The beauty of this recipe (and a fair few others from that cookbook) is that it’s designed for children. Apart from the milder flavours and all the nice warning signs hinting as to when you might injure yourself – ‘ask mummy to remove the pot from the oven’ – the recipes can weather a few mistakes and still turn out reasonably well (as in the result is still edible). This Chocolate Self-Saucing Pudding is a testament to that.
On one eventful outing I decided to be ‘healthy’ and halve the recipe so that everyone would have to eat smaller portions. I’d meticulously measured out all my ingredients, apart from the boiling water (not exactly a hard to get or expensive commodity), at home and packed them up for making the pudding at our destination (my Grandmother’s house). In my 14 year old eagerness to impress my Grandmother and get the pudding in the oven swiftly, I forgot to halve the boiling water. This resulted in bits of soggy pudding floating in a very thick and gluggy sauce. It was a severe case of ‘sauce with pudding’. I was mortified. Granny being who she is pretended that nothing was wrong with it and after some persuasion we sat down to eat it. Shockingly it still tasted alright. Perhaps it’s the sad proof that anything with enough sugar and butter will satisfy the taste buds.
The recipe below contains the correct amount of boiling water and will produce a sweet, lightly chocolatey sponge (as it’s ‘child friendly’ it isn’t a deeply rich chocolatey pudding) sitting upon a thick, molten sauce that bubbles up around the edges in an extremely satisfying manner. It’s one hot mess. Sink your spoon into it. No regrets.
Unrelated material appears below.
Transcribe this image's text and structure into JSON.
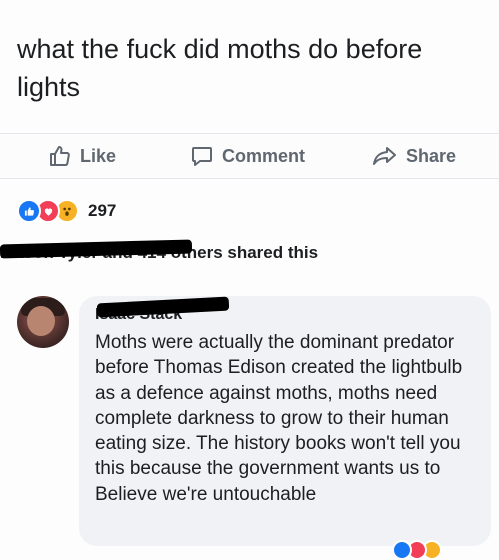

Chocolate Self-Saucing Pudding
Serves 6-9
Ingredients
60g unsalted butter, cubed
½ cup milk
3/4 cup caster sugar
1 tsp vanilla essence
1 cup self-raising flour
2 tbsp cocoa powder, divided
3/4 cup brown sugar
1 ½ cups boiling water
Icing sugar to dust
Method
Preheat oven to 180C. Grease a 6 cup (1.5 litre) capacity ovenproof dish.
Set a medium sized pot over low heat and add the butter and milk. Warm, stirring, until the butter is just melted.
Remove the pot from the heat and stir in the caster sugar and vanilla essence. Sift together the flour and half of the cocoa powder into the butter mixture. Stir to combine.
Use a spatula to gently scrape the mixture into the greased dish and sprinkle the remaining cocoa powder and brown sugar over the batter. Slowly pour the boiling water over the back of a wooden spoon and onto the batter.
Carefully transfer the dish to the oven, trying to not ‘slop’ it around too much (otherwise, the sauce will bake/burn onto the upper edges of the dish). Bake for approximately 40 minutes or until a skewer inserted into the spongey-cake part comes out clean. Don’t insert it all the way, otherwise it will come out sticky from the sauce!
Set the dish on a wire rack and leave to rest for 5 minutes. Dust with icing sugar.
Serve warm with cream, custard or vanilla ice-cream.
Will keep for 2-3 days and can be gently reheated in a moderate oven (or in the microwave if you’re desperate for a quick sugar fix!)